Duckworth wasn’t liking Harwood for this nearly as much as he once had. Maybe there was something to the reporter’s claims that his wife had taken on a new name, changed her identity, after all. It had seemed pretty outrageous to him at first, but now he was feeling obliged to give it a look-see. He could find out again the names of those people Harwood had been to see in Rochester. See what they had to say.
He was starting to get a new feeling in that gut of his that Natalie Bondurant had so maligned.

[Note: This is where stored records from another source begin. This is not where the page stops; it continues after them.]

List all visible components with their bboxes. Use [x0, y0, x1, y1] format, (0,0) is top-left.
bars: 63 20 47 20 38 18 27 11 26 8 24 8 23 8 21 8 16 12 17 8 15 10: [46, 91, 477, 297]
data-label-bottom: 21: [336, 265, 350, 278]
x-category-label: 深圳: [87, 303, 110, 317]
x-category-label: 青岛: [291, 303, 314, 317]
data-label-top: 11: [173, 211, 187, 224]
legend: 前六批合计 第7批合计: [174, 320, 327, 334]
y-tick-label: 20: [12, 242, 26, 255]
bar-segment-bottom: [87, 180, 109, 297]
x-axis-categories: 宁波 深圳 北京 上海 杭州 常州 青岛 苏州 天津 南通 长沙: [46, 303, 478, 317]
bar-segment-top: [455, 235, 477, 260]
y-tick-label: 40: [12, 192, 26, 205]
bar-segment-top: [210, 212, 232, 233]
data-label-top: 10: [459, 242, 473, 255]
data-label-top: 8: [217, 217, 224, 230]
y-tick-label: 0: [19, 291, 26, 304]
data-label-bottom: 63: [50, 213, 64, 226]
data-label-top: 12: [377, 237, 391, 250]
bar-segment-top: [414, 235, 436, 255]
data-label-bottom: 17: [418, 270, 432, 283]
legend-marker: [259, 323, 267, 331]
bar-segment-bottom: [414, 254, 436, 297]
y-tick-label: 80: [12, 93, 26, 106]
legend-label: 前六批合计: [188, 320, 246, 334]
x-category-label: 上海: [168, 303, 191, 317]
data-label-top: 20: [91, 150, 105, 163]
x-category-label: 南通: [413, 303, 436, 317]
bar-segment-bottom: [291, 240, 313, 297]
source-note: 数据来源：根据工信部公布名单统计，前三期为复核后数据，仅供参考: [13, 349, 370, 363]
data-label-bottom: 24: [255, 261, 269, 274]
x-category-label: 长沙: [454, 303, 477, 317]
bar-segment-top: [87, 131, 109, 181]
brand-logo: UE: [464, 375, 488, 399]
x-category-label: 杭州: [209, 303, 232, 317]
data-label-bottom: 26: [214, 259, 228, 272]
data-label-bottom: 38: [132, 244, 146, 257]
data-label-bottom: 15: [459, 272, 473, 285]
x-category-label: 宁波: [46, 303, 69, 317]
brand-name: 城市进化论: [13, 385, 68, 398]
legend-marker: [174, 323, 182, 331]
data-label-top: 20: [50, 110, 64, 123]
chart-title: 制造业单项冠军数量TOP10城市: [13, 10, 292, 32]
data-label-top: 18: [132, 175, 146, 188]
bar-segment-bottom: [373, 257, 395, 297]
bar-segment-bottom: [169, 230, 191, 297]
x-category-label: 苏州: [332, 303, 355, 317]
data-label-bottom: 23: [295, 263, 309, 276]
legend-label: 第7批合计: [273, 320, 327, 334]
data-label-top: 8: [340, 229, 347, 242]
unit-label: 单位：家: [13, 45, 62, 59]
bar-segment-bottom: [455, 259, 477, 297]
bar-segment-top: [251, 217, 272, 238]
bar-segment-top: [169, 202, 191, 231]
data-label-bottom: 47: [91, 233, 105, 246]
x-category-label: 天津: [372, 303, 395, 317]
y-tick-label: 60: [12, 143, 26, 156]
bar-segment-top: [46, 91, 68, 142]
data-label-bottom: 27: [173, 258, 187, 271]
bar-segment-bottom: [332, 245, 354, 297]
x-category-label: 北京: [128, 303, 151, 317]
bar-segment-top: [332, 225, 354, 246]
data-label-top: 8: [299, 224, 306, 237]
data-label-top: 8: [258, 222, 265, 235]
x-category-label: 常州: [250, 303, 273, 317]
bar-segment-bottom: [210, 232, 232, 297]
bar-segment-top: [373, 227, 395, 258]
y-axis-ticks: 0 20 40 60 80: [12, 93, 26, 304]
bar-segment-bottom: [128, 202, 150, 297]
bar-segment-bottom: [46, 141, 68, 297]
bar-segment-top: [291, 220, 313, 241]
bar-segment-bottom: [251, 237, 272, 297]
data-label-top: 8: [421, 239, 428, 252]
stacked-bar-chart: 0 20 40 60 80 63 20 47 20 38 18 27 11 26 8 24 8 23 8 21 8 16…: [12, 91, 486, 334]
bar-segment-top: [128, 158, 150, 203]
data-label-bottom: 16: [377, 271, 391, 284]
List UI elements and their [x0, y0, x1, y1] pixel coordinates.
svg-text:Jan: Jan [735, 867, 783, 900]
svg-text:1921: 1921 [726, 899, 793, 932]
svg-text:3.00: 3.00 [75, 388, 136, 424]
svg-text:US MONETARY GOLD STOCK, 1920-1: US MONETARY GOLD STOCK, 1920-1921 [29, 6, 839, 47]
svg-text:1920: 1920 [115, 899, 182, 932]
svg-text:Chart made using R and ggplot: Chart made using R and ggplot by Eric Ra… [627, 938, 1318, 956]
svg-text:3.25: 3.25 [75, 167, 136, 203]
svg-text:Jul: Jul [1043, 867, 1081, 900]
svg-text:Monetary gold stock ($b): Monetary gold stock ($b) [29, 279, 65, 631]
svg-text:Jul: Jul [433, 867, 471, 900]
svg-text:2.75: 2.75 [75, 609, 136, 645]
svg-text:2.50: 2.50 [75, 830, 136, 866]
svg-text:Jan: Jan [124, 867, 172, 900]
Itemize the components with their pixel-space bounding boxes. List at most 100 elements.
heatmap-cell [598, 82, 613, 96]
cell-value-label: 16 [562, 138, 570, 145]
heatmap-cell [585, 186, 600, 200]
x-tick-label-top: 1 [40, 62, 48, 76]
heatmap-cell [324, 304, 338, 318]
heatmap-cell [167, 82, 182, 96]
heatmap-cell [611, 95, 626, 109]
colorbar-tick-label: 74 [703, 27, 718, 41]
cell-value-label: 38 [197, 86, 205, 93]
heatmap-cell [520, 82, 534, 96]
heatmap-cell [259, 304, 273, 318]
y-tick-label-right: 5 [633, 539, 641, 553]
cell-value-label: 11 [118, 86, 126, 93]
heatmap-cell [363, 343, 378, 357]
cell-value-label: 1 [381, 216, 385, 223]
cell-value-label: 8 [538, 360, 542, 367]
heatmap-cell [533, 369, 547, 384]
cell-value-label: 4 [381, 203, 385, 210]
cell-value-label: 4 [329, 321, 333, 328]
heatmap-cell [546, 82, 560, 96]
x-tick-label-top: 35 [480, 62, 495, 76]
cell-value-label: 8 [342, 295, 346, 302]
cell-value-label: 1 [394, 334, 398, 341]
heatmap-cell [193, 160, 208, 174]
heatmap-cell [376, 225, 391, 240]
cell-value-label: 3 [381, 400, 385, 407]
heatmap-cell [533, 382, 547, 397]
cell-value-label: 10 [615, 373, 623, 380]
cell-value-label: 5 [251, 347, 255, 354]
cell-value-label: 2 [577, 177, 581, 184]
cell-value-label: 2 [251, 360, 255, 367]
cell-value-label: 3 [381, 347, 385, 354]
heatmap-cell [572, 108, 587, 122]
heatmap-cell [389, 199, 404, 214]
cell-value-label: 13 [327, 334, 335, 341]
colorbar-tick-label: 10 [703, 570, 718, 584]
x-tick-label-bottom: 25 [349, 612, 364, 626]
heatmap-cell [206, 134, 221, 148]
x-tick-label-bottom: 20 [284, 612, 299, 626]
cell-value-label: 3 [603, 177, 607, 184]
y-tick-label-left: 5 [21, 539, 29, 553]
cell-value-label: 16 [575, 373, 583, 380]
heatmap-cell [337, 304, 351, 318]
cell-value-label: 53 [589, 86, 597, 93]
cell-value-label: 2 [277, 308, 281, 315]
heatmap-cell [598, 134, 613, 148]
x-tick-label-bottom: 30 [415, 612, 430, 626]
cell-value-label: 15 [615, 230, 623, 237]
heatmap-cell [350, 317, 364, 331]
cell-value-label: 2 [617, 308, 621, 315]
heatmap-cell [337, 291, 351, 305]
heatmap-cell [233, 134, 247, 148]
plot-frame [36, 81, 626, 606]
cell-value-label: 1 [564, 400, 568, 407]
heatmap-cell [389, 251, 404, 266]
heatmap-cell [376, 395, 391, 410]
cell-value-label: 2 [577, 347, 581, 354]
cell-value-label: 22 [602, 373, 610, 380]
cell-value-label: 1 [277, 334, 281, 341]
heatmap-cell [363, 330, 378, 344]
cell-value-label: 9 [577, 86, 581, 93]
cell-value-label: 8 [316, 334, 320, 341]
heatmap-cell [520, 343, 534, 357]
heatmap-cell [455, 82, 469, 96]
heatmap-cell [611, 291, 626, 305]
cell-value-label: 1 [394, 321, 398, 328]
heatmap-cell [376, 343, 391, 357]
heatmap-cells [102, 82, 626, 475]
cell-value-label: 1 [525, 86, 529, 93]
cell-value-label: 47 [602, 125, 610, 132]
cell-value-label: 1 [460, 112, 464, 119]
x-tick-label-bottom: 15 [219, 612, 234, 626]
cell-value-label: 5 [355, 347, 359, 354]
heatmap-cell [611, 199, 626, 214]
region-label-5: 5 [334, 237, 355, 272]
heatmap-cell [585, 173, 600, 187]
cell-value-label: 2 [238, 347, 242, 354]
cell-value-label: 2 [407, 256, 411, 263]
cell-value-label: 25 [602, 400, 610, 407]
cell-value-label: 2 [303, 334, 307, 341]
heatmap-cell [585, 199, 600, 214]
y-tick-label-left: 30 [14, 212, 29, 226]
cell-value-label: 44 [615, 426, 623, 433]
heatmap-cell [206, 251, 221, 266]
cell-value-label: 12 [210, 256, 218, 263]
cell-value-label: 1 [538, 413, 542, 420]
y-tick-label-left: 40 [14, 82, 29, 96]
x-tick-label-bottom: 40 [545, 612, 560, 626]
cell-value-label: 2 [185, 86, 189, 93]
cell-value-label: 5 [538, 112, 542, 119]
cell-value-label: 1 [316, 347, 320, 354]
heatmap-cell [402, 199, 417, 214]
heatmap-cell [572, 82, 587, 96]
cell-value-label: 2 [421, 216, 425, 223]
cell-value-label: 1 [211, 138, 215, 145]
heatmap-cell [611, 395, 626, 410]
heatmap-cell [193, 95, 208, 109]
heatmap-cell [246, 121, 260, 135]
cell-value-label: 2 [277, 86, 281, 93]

And that was when his cell rang.
“Duckworth.”
“Yeah, Barry, it’s Glen.”
Glen Dougherty. Barry’s boss. The Promise Falls police chief.
“Chief,” he said.
“It wouldn’t normally be me calling you with this, but some lab results just got copied to me and I wondered if you had them yet.”
“I’m on the road.”
“This Jan Harwood disappearance. You’re handling that.”
“As we speak,” he said.
“You asked for tests on some hair and blood samples in the trunk of the husband’s car.”
“That’s right.”
“They’re back. They both match the missing woman, based on the hair samples you took from the house when you had it searched.”
“I hear ya.”
“I think you need to move on this,” the chief said. “Looks like this clown moved her body in the trunk.”